Ubisoft put out a deep dive yesterday on the HUD system in Assassin’s Creed Black Flag Resynced, and the short version is that you can turn off basically everything. Every HUD element in the game can be individually enabled or disabled, giving you full control over how much information is on screen at any given moment.
The system works similarly to what Ubisoft did with Assassin’s Creed Shadows. Out of the box, you get four presets. Default shows most HUD elements for maximum clarity, button prompts, combat feedback, and navigation guidance. Simple strips out some reminders and highlights while keeping enough on screen to guide you through fights and exploration. Minimal shows only the essentials like Edward’s health, interaction prompts, and cannon aiming arcs on the Jackdaw. Disabled removes nearly everything for a pure immersion experience with no prompts and no indicators.

Beyond presets, you can go granular. Combat HUD elements like defense indicators, parry prompts, health bars, and attack indicators can all be toggled independently. Stealth elements like the visibility meter, awareness indicators, outlines, and perception indicators are all separate toggles. Naval gameplay lets you keep aiming arcs for cannon fire while stripping everything else off the screen. You can even adjust blood effects, VFX visibility, and in-game notifications individually.

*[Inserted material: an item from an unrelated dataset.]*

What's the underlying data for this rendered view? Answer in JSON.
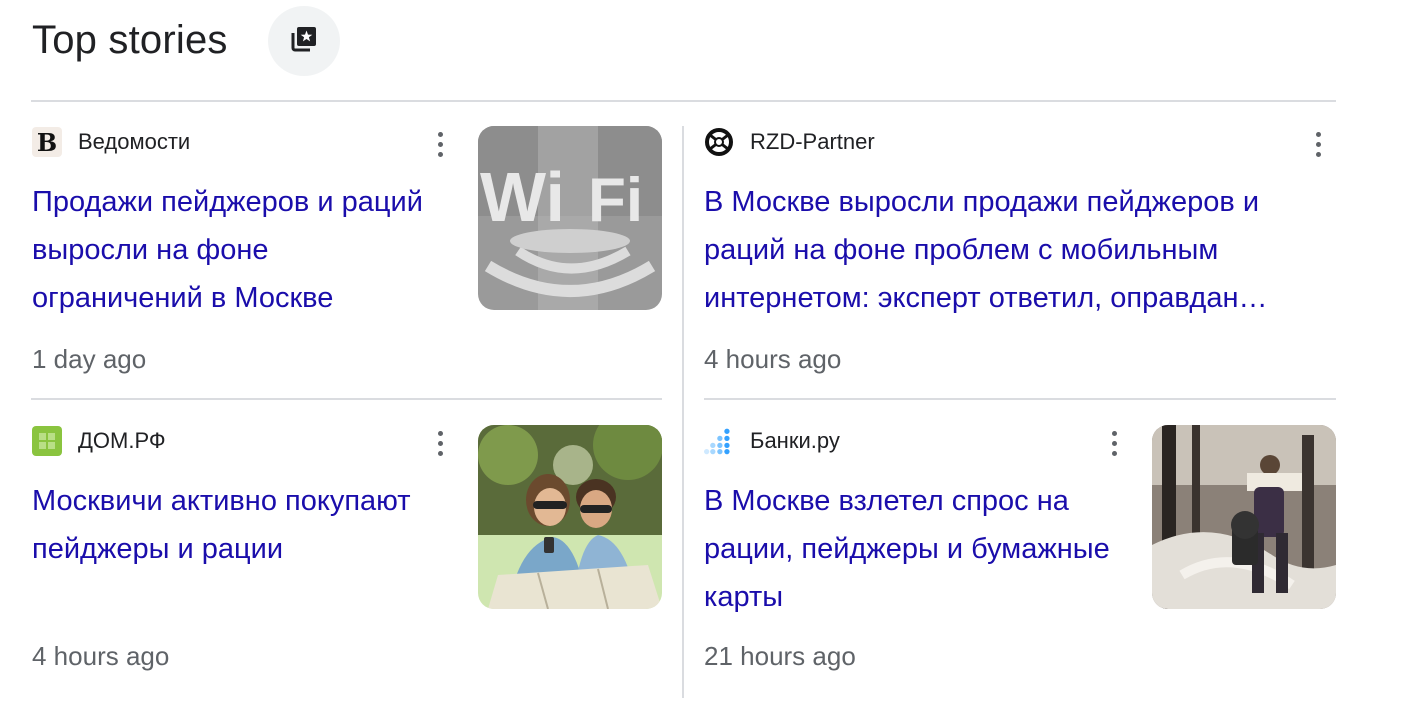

The combat HUD is where this gets interesting. Resynced’s reworked combat adds a defense mechanic where enemies have a defense bar on top of their health bar. Well-timed parries, strong attacks, and sustained pressure deplete that defense, which opens enemies up for powerful takedowns. Different enemy archetypes respond differently to different combat actions. Some crumble fast under sword pressure. Others need a gunshot to break their defense. The health and defense bars make that system readable on default settings.
For players who don’t want those bars on screen, Ubisoft added a visual tell: an enemy’s defense is broken when their hat or headpiece falls off. That’s a smart design choice. It means you can play with a clean screen and still read the combat system through animations instead of UI elements.

Ubisoft was also clear about something that needed to be said: Black Flag Resynced is still an action-adventure game. No levels, no gear scores, no progression gates. The health and defense bars are optional visual feedback, not a signal that the game has turned into an RPG. That distinction matters because the RPG creep in the Assassin’s Creed franchise turned a lot of people off, and Resynced is explicitly not going in that direction.
Their recommendation for launch is to start on Default or Simple to learn the reworked combat, stealth, and naval systems, then dial the HUD back as you get comfortable. That’s good advice. Learn the new parry system with the training wheels on, then take them off once you’ve internalized the timing.
More deep dives on combat, stealth, and naval gameplay are coming in dedicated articles, and additional accessibility and customization details will be shared in May. Black Flag Resynced launches July 9 on PS5, Xbox Series X|S, and PC.